Anin menyalami punggung tangan sang ayah seraya mengucapkan salam dengan nada ketus. Tapi, hal itu justru disambut kekehan pelan Haruman.
"Emang kenapa kalau Arhan? Ada masalah?" tanya Haruman dengan santainya.
Anin seketika membisu, tubuhnya mendadak kaku. Pertanyaan sang ayah benar-benar membuat dirinya mati kutu.
"Kok malah diem? Kenapa?"
Anin gelagapan dan hal itu justru disambut senyum nakal sang ayah.
"Kamu suka sama Arhan."
Itu bukanlah sebuah pertanyaan, melainkan pernyataan yang jelas tak bisa Anin jawab secara gamblang.
"Biasanya kalau perempuan diem jawabannya iya," ungkap Haruman tepat sasaran.
"Kok Ayah sok tahu gitu sih!"
Haruman tertawa meremehkan. "Gak usah salting gitu. Kalau emang suka ya gak papa, normal namanya. Kalau kamu suka sama Sari, Ayah baru ngeri!"
"Tapi masalahnya gak sesederhana itu, Yah."
Anin dan Haruman melirik ke arah ambang pintu, di mana Arini tengah berdiri nyaman ikut larut dalam perbincangan.
Kening Haruman mengernyit. "Ayah ketinggalan informasi apa nih?"
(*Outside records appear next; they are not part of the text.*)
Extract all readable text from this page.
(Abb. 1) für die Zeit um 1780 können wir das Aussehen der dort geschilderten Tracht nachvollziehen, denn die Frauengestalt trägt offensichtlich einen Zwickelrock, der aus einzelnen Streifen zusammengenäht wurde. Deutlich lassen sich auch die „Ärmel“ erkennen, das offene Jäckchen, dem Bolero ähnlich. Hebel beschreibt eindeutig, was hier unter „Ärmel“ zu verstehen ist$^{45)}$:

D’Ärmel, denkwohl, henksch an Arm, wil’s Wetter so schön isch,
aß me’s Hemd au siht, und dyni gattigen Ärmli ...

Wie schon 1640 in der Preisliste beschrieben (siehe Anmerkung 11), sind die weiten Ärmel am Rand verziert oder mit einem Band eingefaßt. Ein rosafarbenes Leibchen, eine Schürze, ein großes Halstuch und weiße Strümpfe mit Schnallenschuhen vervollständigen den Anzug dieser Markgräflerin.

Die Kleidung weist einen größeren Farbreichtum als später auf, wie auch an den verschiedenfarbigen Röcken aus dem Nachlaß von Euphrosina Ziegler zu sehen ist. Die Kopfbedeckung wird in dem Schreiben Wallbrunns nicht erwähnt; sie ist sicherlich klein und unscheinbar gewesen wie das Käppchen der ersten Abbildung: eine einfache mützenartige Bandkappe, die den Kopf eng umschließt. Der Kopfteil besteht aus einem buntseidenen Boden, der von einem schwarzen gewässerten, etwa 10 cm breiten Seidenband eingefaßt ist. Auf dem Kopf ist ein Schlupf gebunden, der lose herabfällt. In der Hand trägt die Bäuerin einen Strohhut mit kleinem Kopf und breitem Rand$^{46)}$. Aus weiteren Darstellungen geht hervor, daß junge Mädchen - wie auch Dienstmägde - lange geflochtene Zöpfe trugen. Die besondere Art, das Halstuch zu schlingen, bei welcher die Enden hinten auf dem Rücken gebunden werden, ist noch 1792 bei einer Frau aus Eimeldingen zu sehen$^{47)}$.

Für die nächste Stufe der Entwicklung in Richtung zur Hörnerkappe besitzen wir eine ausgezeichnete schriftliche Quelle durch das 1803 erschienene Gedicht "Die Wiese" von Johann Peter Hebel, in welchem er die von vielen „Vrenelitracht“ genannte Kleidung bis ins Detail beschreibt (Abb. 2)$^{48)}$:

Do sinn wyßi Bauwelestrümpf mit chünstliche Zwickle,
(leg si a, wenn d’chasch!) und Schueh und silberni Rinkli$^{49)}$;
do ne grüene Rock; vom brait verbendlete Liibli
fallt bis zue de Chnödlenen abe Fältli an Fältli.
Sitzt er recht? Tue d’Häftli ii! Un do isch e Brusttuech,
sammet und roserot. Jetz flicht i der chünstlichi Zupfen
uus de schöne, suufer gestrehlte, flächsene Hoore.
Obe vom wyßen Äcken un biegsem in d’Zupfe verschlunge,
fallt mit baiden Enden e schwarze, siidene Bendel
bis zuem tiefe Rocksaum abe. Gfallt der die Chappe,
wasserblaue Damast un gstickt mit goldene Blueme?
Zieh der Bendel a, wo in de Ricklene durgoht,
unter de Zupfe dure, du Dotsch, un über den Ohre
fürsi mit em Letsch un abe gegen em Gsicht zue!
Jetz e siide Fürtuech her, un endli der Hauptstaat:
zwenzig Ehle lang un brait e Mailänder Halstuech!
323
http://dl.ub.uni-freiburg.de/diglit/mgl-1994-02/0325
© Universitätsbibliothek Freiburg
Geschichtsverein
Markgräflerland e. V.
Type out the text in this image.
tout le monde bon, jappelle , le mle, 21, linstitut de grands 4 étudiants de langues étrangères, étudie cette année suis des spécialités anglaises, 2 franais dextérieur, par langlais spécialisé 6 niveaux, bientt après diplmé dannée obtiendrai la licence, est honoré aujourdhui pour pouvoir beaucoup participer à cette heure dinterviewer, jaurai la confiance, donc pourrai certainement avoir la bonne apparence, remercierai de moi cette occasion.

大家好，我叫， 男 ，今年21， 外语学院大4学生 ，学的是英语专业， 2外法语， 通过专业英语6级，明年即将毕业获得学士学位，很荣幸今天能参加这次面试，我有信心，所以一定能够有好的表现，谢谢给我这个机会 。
Arini menjatuhkan tubuh di kursi yang tersedia, di samping sang putri lebih tepatnya. "Kisah cinta segitiga yang rumit. Kedua putra Kang Anjar menyukai putri kita, Anin mencintai salah satunya tapi yang dicintai malah memilih mundur karena tak ingin merusak tali persaudaraan, padahal dia juga mencintai Anin bahkan sudah berniat untuk melamar Anin secara resmi pada kita."
Anin hanya mampu menunduk dalam dan memilin ujung khimar untuk menyalurkan keresahan. Ibunya ini terlalu frontal jika berbicara, tidak bisa sedikit berbasa-basi atau menggunakan perumpamaan agar tidak terlalu to the point.
"Bukan masalahnya yang rumit, tapi pikiran mereka yang mempersulit. Kalau tahu saling mencintai kenapa harus mundur? Memangnya kalau dia mundur Anin akan legowo memilih saudaranya. Urusan hati itu gak bisa dipaksakan," tutur Haruman seraya geleng-geleng.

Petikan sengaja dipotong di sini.